I hadn’t counted on that. I hadn’t for a second considered the possibility that Melvin would see the diary, and I wouldn’t. That was like letting a monkey loose in a secret munitions factory. Privacy might be preserved, but the whole place was liable to blow up.

“Uh—Chief Stoltzfus is really swamped at the moment. At times like this he appreciates my helping him out. Why don’t I read the diary for him—only the pertinent parts, of course—and summarize it?”

“Bull,” he rasped. Such a crude word from such an immaculate man.

“Look, Mr. Weaver”—calling him “Uncle Jonas” seemed too intimate—”whether you believe me or not, I’m on your side. Your daughter was my sister’s best friend. Susannah has been deeply affected by this, and frankly, so have I. I’m supposed to get married on Saturday, and I’ll be damned if I’ll have a murder investigation hanging over our heads to screw things up.”

This time his stare was less belligerent. “Your mother ever hear you talk like that?”

“No, and she never will. My mother’s dead. You’d know that if you’d bothered to keep in touch with folks here.”

He glanced around, as if seeing his surroundings for the first time. “I’d forgotten how nice it is here. How peaceful. And real.”

“Real?”

“Back home—I mean, in Florida—nothing is as it seems. The folks there aren’t from there, even the trees and flowers they grow are from someplace else. And the land—you dig down two feet and there isn’t any dirt at all, just limestone. They say that if the polar ice cap melts just a foot, there won’t be any Florida at all. All the pink plastic flamingos will be washed away by the waves. No more shuffleboard courts, either.”

“Is that so?” It was comforting to know that my Pennsylvania mountain valley had its particular advantages.

He nodded. “Maybe I’ll stay a while. Know of any rooms to rent in the area?”

“Is the pope Catholic?”

He actually smiled. “I’m afraid your place would be out of my league, Miss Yoder. I was thinking more like a rooming house in town.”

“Delores Brown sometimes has rooms to rent. She’s a Methodist, though, so her rooms don’t have a theme. And she’s nosier than a roomful of reporters.

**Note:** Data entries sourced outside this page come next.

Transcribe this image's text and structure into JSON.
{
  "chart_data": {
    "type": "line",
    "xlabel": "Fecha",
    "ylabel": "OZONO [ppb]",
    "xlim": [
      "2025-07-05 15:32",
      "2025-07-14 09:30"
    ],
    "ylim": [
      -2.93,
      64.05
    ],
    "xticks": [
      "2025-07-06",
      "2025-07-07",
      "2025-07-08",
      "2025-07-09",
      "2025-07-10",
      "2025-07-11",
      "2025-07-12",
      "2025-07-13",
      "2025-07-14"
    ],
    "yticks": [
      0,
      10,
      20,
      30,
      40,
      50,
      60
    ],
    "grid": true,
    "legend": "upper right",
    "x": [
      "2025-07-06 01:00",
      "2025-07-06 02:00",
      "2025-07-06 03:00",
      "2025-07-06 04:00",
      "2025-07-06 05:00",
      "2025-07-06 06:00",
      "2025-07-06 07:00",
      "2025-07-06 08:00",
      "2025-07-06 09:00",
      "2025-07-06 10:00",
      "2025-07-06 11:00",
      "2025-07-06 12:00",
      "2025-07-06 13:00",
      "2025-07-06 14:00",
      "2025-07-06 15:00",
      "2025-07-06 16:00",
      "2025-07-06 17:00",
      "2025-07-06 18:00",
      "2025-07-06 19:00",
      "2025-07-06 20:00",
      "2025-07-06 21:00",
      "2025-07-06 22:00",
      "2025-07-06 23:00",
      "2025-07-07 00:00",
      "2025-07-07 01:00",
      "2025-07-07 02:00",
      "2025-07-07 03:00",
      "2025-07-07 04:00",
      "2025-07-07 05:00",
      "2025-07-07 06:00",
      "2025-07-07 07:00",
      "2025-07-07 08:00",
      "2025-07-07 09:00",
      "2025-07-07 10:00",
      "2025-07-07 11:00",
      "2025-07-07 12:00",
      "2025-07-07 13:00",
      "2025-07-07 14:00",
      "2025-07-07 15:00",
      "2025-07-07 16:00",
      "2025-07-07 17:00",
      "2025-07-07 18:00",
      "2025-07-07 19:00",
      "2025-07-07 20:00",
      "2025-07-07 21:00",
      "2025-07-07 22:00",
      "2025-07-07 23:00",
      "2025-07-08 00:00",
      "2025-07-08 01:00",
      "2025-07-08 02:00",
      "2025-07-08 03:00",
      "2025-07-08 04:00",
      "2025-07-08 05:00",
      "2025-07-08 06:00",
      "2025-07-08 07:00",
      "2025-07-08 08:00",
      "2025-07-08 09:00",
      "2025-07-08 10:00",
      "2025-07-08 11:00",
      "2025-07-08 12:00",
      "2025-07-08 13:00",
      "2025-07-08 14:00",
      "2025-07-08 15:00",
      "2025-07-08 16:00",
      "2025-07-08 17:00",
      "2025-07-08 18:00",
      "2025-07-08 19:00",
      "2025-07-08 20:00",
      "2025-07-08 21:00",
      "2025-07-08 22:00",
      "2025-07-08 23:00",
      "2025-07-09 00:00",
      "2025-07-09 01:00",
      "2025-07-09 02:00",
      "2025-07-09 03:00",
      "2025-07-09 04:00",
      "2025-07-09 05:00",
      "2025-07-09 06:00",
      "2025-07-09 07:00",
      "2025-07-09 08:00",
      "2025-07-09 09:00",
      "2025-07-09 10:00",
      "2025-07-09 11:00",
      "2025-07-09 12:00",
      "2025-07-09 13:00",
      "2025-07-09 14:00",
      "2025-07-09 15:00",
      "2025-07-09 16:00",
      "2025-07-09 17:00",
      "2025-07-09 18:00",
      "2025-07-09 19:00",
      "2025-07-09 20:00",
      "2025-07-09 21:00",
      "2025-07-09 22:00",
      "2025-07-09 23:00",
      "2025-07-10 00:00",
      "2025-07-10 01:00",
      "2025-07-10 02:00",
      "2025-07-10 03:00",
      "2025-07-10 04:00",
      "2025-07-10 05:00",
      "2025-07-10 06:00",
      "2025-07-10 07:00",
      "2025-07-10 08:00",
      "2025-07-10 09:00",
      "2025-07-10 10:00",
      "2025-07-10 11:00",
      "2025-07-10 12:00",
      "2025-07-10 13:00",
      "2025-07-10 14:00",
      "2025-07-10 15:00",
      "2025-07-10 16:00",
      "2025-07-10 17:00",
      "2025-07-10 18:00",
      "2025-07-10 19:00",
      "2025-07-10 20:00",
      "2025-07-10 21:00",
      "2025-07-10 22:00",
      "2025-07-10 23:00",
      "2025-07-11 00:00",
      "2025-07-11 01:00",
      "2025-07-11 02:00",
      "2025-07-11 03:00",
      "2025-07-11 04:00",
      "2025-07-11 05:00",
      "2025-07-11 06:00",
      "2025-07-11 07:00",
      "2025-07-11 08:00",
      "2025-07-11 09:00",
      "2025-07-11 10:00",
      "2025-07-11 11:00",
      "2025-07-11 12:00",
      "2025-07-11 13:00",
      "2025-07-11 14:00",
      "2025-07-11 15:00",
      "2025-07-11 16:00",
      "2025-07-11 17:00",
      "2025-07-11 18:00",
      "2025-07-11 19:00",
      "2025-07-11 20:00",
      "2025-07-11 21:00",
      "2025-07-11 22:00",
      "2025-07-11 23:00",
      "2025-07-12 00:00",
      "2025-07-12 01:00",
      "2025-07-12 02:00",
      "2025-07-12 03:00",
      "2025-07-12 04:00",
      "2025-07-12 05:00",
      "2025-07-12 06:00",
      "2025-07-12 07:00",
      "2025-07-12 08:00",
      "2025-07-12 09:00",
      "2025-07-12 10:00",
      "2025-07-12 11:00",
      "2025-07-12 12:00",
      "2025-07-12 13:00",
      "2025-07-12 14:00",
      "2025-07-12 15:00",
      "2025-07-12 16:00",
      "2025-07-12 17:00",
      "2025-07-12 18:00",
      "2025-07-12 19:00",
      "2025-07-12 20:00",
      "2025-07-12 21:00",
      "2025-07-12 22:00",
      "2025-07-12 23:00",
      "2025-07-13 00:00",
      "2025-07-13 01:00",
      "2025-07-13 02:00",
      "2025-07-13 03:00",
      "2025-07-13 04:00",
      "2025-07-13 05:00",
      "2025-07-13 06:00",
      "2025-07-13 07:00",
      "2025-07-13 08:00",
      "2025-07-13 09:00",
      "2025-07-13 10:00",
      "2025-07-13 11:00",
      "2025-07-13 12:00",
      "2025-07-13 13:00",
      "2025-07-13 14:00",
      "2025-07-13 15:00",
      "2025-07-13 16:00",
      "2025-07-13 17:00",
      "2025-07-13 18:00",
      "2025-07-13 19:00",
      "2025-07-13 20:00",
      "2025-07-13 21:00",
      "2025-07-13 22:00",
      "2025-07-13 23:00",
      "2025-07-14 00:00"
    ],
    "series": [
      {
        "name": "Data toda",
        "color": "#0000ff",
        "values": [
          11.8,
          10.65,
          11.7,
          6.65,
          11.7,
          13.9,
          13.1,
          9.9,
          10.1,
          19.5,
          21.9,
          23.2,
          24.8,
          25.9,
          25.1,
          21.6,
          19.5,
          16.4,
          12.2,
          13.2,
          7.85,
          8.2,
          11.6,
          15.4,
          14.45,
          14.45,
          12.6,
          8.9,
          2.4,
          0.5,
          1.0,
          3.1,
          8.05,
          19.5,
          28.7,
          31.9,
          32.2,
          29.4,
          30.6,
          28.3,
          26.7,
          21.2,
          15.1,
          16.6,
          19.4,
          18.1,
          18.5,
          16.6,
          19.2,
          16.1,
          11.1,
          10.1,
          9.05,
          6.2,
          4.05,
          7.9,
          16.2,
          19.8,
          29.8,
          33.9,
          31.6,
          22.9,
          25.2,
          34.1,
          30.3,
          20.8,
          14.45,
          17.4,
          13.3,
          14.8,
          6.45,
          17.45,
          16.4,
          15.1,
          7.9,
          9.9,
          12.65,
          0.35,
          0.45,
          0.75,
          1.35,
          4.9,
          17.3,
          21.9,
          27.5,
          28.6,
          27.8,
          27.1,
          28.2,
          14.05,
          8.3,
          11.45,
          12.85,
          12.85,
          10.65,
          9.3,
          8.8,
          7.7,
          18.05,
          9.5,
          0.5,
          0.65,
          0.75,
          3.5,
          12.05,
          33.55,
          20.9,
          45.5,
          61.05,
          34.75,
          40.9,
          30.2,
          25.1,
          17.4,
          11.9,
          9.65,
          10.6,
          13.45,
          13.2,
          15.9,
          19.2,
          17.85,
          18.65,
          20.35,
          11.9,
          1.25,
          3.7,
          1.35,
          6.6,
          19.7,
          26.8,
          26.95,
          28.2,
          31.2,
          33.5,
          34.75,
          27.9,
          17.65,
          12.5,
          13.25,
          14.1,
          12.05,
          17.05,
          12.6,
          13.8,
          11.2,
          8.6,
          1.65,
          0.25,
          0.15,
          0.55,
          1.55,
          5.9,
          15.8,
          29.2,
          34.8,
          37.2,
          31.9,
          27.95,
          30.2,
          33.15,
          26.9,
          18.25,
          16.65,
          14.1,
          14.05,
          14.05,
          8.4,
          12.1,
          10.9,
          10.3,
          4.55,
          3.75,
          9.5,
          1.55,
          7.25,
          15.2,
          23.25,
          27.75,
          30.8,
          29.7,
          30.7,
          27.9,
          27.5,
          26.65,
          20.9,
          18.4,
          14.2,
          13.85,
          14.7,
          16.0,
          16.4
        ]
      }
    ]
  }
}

Still, I hear she’s reasonable.”

The truth be known, Delores can hardly give her rooms away. I should feel sorry for the woman, because before the PennDutch hit it big, she was the only game in town. But face it—folks don’t want just a place to sleep anymore, they want entertainment. If they’re real discriminating, that entertainment is atmosphere with an attitude.

“She in the book?” he asked.

“Yes. But the poor dear’s hard of hearing and almost never answers her phone. If you want, I’ll drive over there this afternoon and ask her.”

“Thank you.”

He closed his eyes for a minute, and I thought maybe he had gone to sleep. Mennonite uncles are capable of falling into deep, coma-like sleep in less time than it takes to clear the dinner table. Therefore it took me by surprise when he reached behind him to get the diary and then held it out to me.